At the entire College of Computing and Information Sciences, there was no class in progress by 8 am. There, I found Oscar Gumisiriza, a Second Year student pursuing a Bachelors of Science in Quantitative Economics. I interrupted his revision of what appeared like a pamphlet of notes.

Generally, Gumisiriza is frustrated by the closure of the university which he says cost him time, financial expenses and preparation for examinations.

The university closed two weeks before the official closing date (December 17) of the semester. This is in addition to another two weeks that students had lost as lecturers laid down their tools prior to the November 1 closure. This is quite a lengthy time that students must now compensate for in a very short period.

“When we closed, I had to travel to Rukungiri and back which cost me about Ugsh 100,000 which I could have used for other things while at campus.

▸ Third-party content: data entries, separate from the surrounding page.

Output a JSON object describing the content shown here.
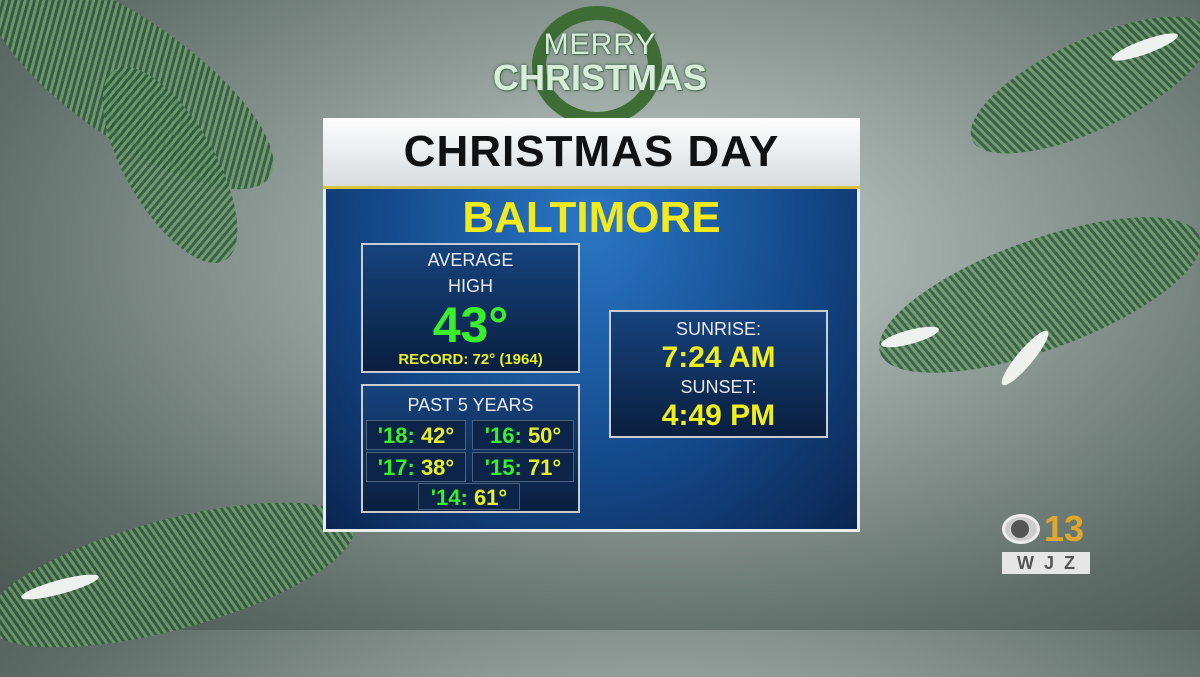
{
  "banner": {
    "line1": "MERRY",
    "line2": "CHRISTMAS"
  },
  "header": {
    "title": "CHRISTMAS DAY"
  },
  "city": "BALTIMORE",
  "average": {
    "label1": "AVERAGE",
    "label2": "HIGH",
    "value": "43°",
    "record": "RECORD: 72° (1964)"
  },
  "past": {
    "title": "PAST 5 YEARS",
    "years": [
      {
        "year": "'18:",
        "temp": "42°"
      },
      {
        "year": "'16:",
        "temp": "50°"
      },
      {
        "year": "'17:",
        "temp": "38°"
      },
      {
        "year": "'15:",
        "temp": "71°"
      },
      {
        "year": "'14:",
        "temp": "61°"
      }
    ]
  },
  "sun": {
    "sunrise_label": "SUNRISE:",
    "sunrise": "7:24 AM",
    "sunset_label": "SUNSET:",
    "sunset": "4:49 PM"
  },
  "logo": {
    "channel": "13",
    "call": "WJZ",
    "network": "CBS"
  },
  "colors": {
    "panel": "#144a8c",
    "yellow": "#f1ea1e",
    "green": "#3bf02a"
  }
}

Prior to the closure, we had prepared for our exams but then we went home and lost concentration. Now we must start from square one yet with limited time,” Gumisiriza disclosed to ChimpReports in an interview.

Oscar Gumisiriza a 2nd year student of Quantitative Economics speaking to ChimpReports

Oscar Gumisiriza a 2nd year student of Quantitative Economics speaking to ChimpReports

He is further concerned with his forthcoming internship which he says still hangs in balance since according to the drafted academic schedule, students will only be given one week to return for the second semester.

These hindrances are not only limited to him. Shamira Nakyanzi had enrolled for a short course (6 months) meant to begin in October until March. However, due to the 2 months break, her course will now be prolonged to May this year.

ChimpReports also caught up with David Idembe Baluku, a Law student in her first year as he and his classmates waited for a lecture in the Senate Building. They had just finished a class.

“Closing the university was a big inconvenience. We still had 6 weeks to end the semester and were in the middle of coursework. Personally, there are many academic resources like books I couldn’t access while home. I needed to use the library,” Baluku explains.

“I come from Kasese. Closing on short notice cost me money and I was inconvenienced.”

The student leadership shares similar sentiments and highlighted issues of tuition fees deadline as well as missed academic work resultant from the long break.

Kizito Abasi Abbey, the Information Minister in the Makerere Students Guild told ChimpReports that; “First Year students of CEDAT (College of Engineering, Design, Art and Technology) have missed their recess which should have helped them get practical skills.”

The Guild Information Minister Kizito Abasi Abbey at the guild offices.

The Guild Information Minister Kizito Abasi Abbey at the guild offices.

Similarly, students at the College of Natural Sciences (CONAS) will not be doing their incubation projects which are worth millions of dollars, Kizito said.

“Given the sudden interruption of the first semester, it is now hard to determine the deadline of paying tuition which under normal circumstances should be paid before the 12th week,” he adds.

ChimpReports has learnt that he guild leadership will meet Tuesday afternoon to among other issues find a way forward on the drafted program of the semester.

On whether the closure was worth the price they paid, students argue that the problem that caused the stalemate remains far from resolved. Many said there’s a high chance to see a similar strike by lecturers in the near future.

“But we have hope in the Visitation Committee to provide a lasting solution,” the Guild Information Minister said.

Interestingly, all students interviewed told ChimpReports that they would still opt to study at Makerere University inspite of the institutions perennial problems. They argue that the quality of education offered at Makerere remains unrivalled in Uganda.